La gravedad de la situación exige elecciones, ya
Sánchez deja a Yolanda Díaz encabezar el equipo de Moncloa que negociará con la Generalitat
Lo de Podemos es chavismo puro
Lo primero y fundamental que hace una solvente ama (o) de casa es procurar que las cuentas cuadren en la economía familiar. De lo contrario, todo se viene abajo. Este es el escenario que ofrece la casa común (y su caja) de todos los españoles. Una deuda pública que supera ya el billón y medio de euros. Que se incrementa cada mes en 6.500 millones (cifras oficiales). Un déficit estimado oficialmente en un 9 por ciento. El crecimiento de la economía anda muy lejos de las previsiones gubernamentales que, en su optimismo, llegaron a cifrar para el presente ejercicio en un 7 por ciento. El nivel de empleo ni mucho menos es el que nos quiere vender la jacarandosa ministra Díaz, que como le parecen pocos los problemas que tienen encima de la mesa se ha ido hasta a Estados Unidos –por cuenta del contribuyente, naturalmente- para verse con el fracasado y estrafalario Sanders.

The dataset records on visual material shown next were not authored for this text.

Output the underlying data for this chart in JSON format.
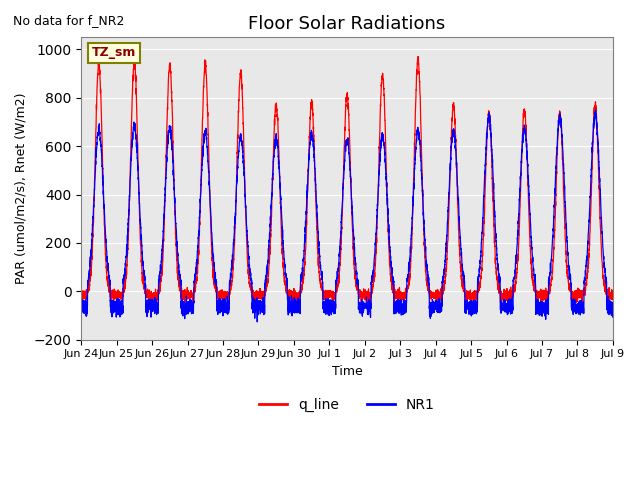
{
  "title": "Floor Solar Radiations",
  "xlabel": "Time",
  "ylabel": "PAR (umol/m2/s), Rnet (W/m2)",
  "ylim": [
    -200,
    1050
  ],
  "yticks": [
    -200,
    0,
    200,
    400,
    600,
    800,
    1000
  ],
  "note": "No data for f_NR2",
  "zone_label": "TZ_sm",
  "x_tick_labels": [
    "Jun 24",
    "Jun 25",
    "Jun 26",
    "Jun 27",
    "Jun 28",
    "Jun 29",
    "Jun 30",
    "Jul 1",
    "Jul 2",
    "Jul 3",
    "Jul 4",
    "Jul 5",
    "Jul 6",
    "Jul 7",
    "Jul 8",
    "Jul 9"
  ],
  "legend": [
    "q_line",
    "NR1"
  ],
  "line_colors": [
    "red",
    "blue"
  ],
  "background_color": "#e8e8e8",
  "n_days": 15,
  "points_per_day": 288,
  "red_peaks": [
    940,
    950,
    940,
    940,
    905,
    770,
    780,
    810,
    895,
    960,
    765,
    740,
    740,
    740,
    770
  ],
  "blue_peaks": [
    670,
    685,
    675,
    655,
    640,
    630,
    650,
    625,
    645,
    660,
    660,
    720,
    670,
    720,
    730
  ]
}
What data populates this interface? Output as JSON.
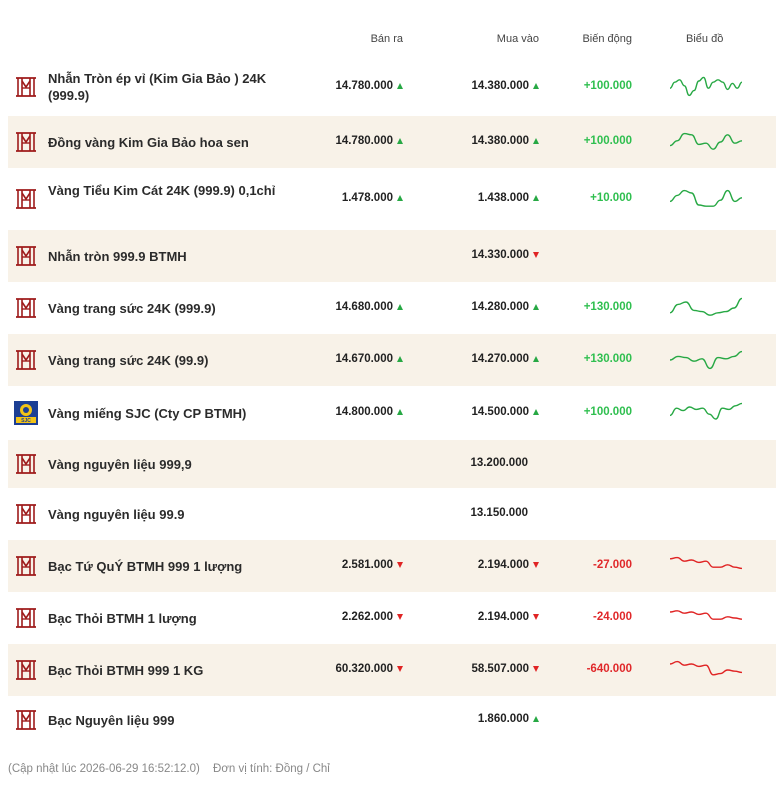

Lo peor, sin embargo, no es que el “manirrotismo sanchista”, carro al que se han subido con fruición sus cuates de Podemos, y que dejarán a las generaciones futuras una carga imposible de soportar, sino que millones de familias españolas cuatro años después de que Sánchez llegara al poder tienen problemas de subsistencia real, tras tener que soportar el mayor dígito de inflación de toda Europa. Desaparecen miles de empresas y las que permanecen a duras penas soportan la inquina de un Gobierno que lejos de reconocer su labor esencial en el progreso del país, la social incluida, se dedica a despreciarlos, ningunearlos y en determinados casos al saqueo.
El nivel impositivo y sus amenazadas constantes –pese a las salidas de tono de una escasamente inexportable ministra de Hacienda- liquida las clases medias (las que dicen defender) en un claro ejercicio de reparto de miseria, una vez que han concluido que no son capaces, ni saben, crear riqueza. El desbarajuste gubernamental con un presidente al frente sin auctoritas ni credibilidad alguna (ahora ya ni siquiera entre sus fusilados al amanecer que le llevaron en volandas hasta el poder) está siendo aprovechado oportunamente por los independentistas de siempre y cuanto arribista tiene algo de pegamento que ofrecer a Sánchez para que se amarre a la silla. Ellos, ganan. El Estado está en almoneda. Con las instituciones básicas permanentemente amenazadas por la bota del Leviatán y con el único poder del Estado que no controlan –judicial- en estado de acecho.
En política internacional nadie sabe quién está al timón realmente. Un ministro de Asuntos Exteriores sin fuerza política alguna que acata sin rechistar las órdenes que le llegan desde Moncloa. Un lunes se abrazan entusiásticamente a la civilización occidental (OTAN) y el martes cuando los mandatarios democráticos han abandonado Madrid, despliegan una batería de medidas económicos, sociales, institucionales y de proceder democrático más acordes con las prácticas de neocomunistas bolivarianos que del entorno natural donde España lleva muchos lustros instalada. Eso sin contar con el todavía inexplicado giro personal de un jefe de Gobierno en asunto capital para la nación como es el Magreb.
Con este panorama, someramente descrito aquí, la pregunta del millón. Un Gobierno dividido, técnicamente malo, donde cada uno anda preocupado por gastar más que el otro, ¿puede ofrecer alguna esperanza a una mayoría de españoles? ¿Alguien en su sano juicio puede pensar que en cualquier país europeo medianamente serio se puede dar una situación como la española?.
Todo ello agravado con el hecho de que Sánchez ni ha querido, ni quiere, ni querrá acuerdos con el principal partido de la oposición más allá de que el PP le abra las puertas de cara al control y sometimiento del Poder Judicial. Lo justo, lo razonable, lo decente, lo patriótico, pasa por convocar elecciones generales limpias cuanto antes y dejar que el pueblo decida. Al fin y al cabo, el futuro de ese pueblo lo lleva dictaminando de una forma autoritaria (todo sea dicho) durante cuatro años un paisano llamado Pedro Sánchez.